Logo Detection with OpenCV
For a few years, I’ve wanted to play with OpenCV for logo detection, but never got around to it. However, now that I’ve started using Copilot, it’s lowered the activation energy for new projects, and I was pleasantly surprised by the results. The code for this project is available here.
Query Image Selection
The first step involves selecting a “query” image to use. Since a lot of products claim to be gluten-free, but don’t impose any testing to verify their claim, the certified gluten free logo is a practical choice since it is distinctive and indicates that a product is actually tested. The following image is a “cleaned up” version that can be matched to the logos that appear on products.
Detection Techniques
For simplicity, the knnMatch method works pretty well as long as the image quality is reasonable and the threshold is appropriately calibrated (see the “Threshold Calibration” section below for details). Another tip is to convert all images to grayscale and attempt to match the query image both against the grayscale and the inverted grayscale of the target image.
Data Collection
As usual, this was the annoying part. I searched the internet for images of products with the new certified gluten-free logo and put them into a “yes” folder. I also created a “no” folder where I put images of products that did not have the logo.
Threshold Calibration
To test all thresholds in increments of .05 from 0.05 to 0.95, the following line can be used:
thresholds = np.arange(0.05, 1, 0.05)
Using the data collected from the previous section and the techniques described previously, the various thresholds can be looped over to indentify the ideal tradeoff between false positives and false negatives. Here are the results from the sample project.

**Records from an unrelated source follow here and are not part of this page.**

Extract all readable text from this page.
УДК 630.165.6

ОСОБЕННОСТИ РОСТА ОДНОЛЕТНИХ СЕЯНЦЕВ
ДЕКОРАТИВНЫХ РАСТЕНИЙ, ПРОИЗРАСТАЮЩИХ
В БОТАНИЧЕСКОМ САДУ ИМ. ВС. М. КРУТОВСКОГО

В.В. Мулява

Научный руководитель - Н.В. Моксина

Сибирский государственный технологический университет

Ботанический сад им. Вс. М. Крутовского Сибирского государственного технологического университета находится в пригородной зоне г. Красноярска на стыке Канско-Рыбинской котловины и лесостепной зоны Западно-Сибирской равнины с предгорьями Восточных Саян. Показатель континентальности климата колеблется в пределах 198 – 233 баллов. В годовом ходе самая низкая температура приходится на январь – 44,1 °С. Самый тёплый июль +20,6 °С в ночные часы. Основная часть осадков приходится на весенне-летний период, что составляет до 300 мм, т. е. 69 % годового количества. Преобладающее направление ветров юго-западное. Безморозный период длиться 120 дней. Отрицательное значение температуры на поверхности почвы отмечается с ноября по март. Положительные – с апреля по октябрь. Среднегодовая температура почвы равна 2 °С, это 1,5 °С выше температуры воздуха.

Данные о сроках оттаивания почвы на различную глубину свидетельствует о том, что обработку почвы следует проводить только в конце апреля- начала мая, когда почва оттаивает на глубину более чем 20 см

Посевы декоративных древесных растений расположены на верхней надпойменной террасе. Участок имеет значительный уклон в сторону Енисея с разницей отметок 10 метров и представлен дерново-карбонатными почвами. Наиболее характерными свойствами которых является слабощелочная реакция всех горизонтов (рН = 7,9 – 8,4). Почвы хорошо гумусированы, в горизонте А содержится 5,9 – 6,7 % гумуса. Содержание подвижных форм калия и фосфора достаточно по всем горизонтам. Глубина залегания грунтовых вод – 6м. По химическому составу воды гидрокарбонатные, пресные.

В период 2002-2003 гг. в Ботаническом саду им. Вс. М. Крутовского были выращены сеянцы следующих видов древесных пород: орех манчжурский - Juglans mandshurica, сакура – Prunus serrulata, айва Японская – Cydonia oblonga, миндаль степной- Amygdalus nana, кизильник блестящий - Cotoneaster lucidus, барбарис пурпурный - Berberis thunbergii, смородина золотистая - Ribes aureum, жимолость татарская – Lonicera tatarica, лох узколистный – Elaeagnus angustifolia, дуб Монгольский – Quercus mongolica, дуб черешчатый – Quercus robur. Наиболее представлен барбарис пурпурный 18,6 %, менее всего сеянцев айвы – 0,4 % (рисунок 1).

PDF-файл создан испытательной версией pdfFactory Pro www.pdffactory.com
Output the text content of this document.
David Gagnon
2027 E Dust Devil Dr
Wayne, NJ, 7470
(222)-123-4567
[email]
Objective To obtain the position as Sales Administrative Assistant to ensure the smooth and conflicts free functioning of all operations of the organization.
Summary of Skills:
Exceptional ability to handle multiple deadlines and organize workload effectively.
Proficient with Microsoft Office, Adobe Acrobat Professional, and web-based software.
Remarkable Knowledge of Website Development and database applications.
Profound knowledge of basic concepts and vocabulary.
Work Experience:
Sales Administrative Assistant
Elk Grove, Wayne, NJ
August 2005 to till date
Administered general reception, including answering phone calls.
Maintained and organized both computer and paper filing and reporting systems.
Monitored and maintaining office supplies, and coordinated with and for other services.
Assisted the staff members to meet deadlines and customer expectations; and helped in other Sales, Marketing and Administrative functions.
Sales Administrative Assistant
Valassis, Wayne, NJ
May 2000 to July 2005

Threshold | FalseNegative | TruePositive | TrueNegative | FalsePositive |
---|---|---|---|---|
. | . | . | . | . |
. | . | . | . | . |
. | . | . | . | . |
0.20 | 0.45 | 0.55 | 1.00 | 0.00 |
0.25 | 0.18 | 0.82 | 0.99 | 0.01 |
0.30 | 0.09 | 0.91 | 0.98 | 0.02 |
0.35 | 0.09 | 0.91 | 0.91 | 0.09 |
0.40 | 0.00 | 1.00 | 0.65 | 0.35 |
0.45 | 0.00 | 1.00 | 0.50 | 0.50 |
. | . | . | . | . |
. | . | . | . | . |
. | . | . | . | . |
Visualization
To see what is going on “under the hood”, you can set the “debug” option within the “query_is_in_image” function from the sample project as shown below:
query_is_in_image('gf-query.png', image, threshold=.25, debug=True)
This option will display a visualization of where (if at all the query image was detected).
Conclusion
The OpenCV library is easy to use and works astonishingly well (granted that this is a relatively simple use case). The applications for this technology are far reaching, and, now that I have a working prototype project, I will be making use of this for other projects in the future.